CISA warns: "hackers exploit known vulnerability in Netwrix Auditor software"

The US government's Cybersecurity Agency, CISA, has issued an alert regarding a known exploit that is causing an increase in cyber breaches in the United States and Canada. The alert concerns the vulnerability of the Netwrix Auditor software, which cybercriminals are exploiting to infiltrate organizations. According to a joint advisory released by CISA in cooperation with the FBI and Canadian partners, the exploit is being used to spread the malicious Truebot malware.

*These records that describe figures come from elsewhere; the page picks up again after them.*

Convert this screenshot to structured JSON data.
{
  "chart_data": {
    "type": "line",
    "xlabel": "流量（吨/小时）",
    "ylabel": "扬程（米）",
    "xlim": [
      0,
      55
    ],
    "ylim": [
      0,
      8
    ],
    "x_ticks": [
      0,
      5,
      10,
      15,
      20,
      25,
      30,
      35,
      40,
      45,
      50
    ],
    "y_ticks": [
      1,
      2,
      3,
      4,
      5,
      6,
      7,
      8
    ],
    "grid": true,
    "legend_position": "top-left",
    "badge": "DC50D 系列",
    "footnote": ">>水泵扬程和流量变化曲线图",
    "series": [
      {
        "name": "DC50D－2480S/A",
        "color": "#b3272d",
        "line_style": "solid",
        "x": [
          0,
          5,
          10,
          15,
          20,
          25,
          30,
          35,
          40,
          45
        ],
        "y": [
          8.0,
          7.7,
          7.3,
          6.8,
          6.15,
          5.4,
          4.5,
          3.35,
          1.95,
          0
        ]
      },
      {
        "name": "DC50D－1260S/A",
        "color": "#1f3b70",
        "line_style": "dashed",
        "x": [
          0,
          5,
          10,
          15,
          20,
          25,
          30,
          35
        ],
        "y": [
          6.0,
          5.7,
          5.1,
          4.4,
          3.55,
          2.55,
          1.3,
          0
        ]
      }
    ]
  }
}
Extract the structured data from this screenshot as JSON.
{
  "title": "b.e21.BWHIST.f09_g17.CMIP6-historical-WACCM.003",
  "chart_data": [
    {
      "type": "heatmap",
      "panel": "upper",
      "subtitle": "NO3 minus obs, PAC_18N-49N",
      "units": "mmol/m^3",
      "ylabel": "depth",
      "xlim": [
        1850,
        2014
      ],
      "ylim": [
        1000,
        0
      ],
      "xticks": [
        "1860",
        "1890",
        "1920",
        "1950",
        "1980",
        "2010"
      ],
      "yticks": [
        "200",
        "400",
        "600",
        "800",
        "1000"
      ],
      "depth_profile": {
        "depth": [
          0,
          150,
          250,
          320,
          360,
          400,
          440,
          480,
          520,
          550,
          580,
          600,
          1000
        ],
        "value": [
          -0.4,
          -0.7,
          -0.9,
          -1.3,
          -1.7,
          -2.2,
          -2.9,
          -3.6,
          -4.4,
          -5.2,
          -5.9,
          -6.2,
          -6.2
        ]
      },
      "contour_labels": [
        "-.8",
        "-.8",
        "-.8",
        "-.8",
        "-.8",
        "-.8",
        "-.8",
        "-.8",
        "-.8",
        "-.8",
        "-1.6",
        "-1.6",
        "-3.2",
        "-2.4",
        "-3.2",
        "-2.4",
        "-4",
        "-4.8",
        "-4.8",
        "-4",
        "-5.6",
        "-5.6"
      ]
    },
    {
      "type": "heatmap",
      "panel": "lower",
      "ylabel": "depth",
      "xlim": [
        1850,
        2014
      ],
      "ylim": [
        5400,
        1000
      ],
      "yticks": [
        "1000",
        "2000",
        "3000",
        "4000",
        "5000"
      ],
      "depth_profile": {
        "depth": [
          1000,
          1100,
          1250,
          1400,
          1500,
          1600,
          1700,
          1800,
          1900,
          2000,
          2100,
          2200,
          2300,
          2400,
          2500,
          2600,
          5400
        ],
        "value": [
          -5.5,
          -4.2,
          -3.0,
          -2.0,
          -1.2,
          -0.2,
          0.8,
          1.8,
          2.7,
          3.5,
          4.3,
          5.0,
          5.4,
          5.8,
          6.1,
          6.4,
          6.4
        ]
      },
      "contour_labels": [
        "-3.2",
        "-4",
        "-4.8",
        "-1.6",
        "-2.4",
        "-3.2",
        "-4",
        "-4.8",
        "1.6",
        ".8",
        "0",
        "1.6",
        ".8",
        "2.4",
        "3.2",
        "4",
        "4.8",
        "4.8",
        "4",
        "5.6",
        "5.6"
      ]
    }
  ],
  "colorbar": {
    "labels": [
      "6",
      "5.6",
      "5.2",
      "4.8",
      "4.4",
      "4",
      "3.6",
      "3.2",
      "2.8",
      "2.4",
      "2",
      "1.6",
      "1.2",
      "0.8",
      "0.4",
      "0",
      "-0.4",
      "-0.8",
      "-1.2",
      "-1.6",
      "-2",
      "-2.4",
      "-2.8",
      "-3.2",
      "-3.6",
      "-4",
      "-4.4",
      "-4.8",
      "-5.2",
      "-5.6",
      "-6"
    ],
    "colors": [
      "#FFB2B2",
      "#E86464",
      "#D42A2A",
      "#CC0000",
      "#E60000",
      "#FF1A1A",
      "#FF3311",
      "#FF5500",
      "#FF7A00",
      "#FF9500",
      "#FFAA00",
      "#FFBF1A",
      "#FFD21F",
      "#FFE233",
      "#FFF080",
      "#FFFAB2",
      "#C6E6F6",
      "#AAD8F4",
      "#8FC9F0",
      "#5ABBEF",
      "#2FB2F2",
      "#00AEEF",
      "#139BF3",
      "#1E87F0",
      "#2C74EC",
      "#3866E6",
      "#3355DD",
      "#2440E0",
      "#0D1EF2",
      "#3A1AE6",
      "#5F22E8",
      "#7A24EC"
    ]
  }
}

The discovery of the vulnerability and the corrective measures

The offending bug, identified as CVE-2022-31199, was identified by Bishop Fox experts exactly one year ago. At the time, experts warned that the exploit could allow hackers to arbitrarily execute code on machines running Netwrix Auditor. Due to the fact that this service typically runs with extended privileges within an Active Directory environment, the attacker could presumably have compromised the entire Active Directory domain. Netwrix, which boasts more than 11,500 customers worldwide, has since released version 10.5 of its Auditor, fixing known vulnerabilities.

Truebot malware exploits the loopholes

One year after the vulnerability was discovered, CISA and its law enforcement partners report that bad actors are exploiting this Netwrix Auditor vulnerability to distribute new variants of Truebot malware. The attacks aim to harvest and exfiltrate information from US and Canadian organizations. Confirmation of the use of malware comes from both open-source reports and analysis of Truebot variants. The phishing campaigns through which the malware is delivered are based on malicious hypertext links that redirect the victims.

Information security recommendations and preventive measures

The agencies have shared a detailed technical document that includes IOCs (indicators of compromise) and other useful data. This document should help defenders identify possible signs of compromise and encourage system administrators to maintain good security hygiene. In addition to applying all available patches, CISA recommends that organizations reduce the threat of malicious actors leveraging remote access tools. Suggested measures include implementing application controls to manage and control the execution of the software, restricting use of RDP (Remote Desktop Protocol) and other remote desktop services, and enforcing stringent best practices for network audit for systems using RDP. The use of phishing-resistant multi-factor authentication (MFA) technologies is also recommended. Therefore, organizations should implement preventive measures to ensure the safety of their data, especially in an era where cyber threats are constantly increasing.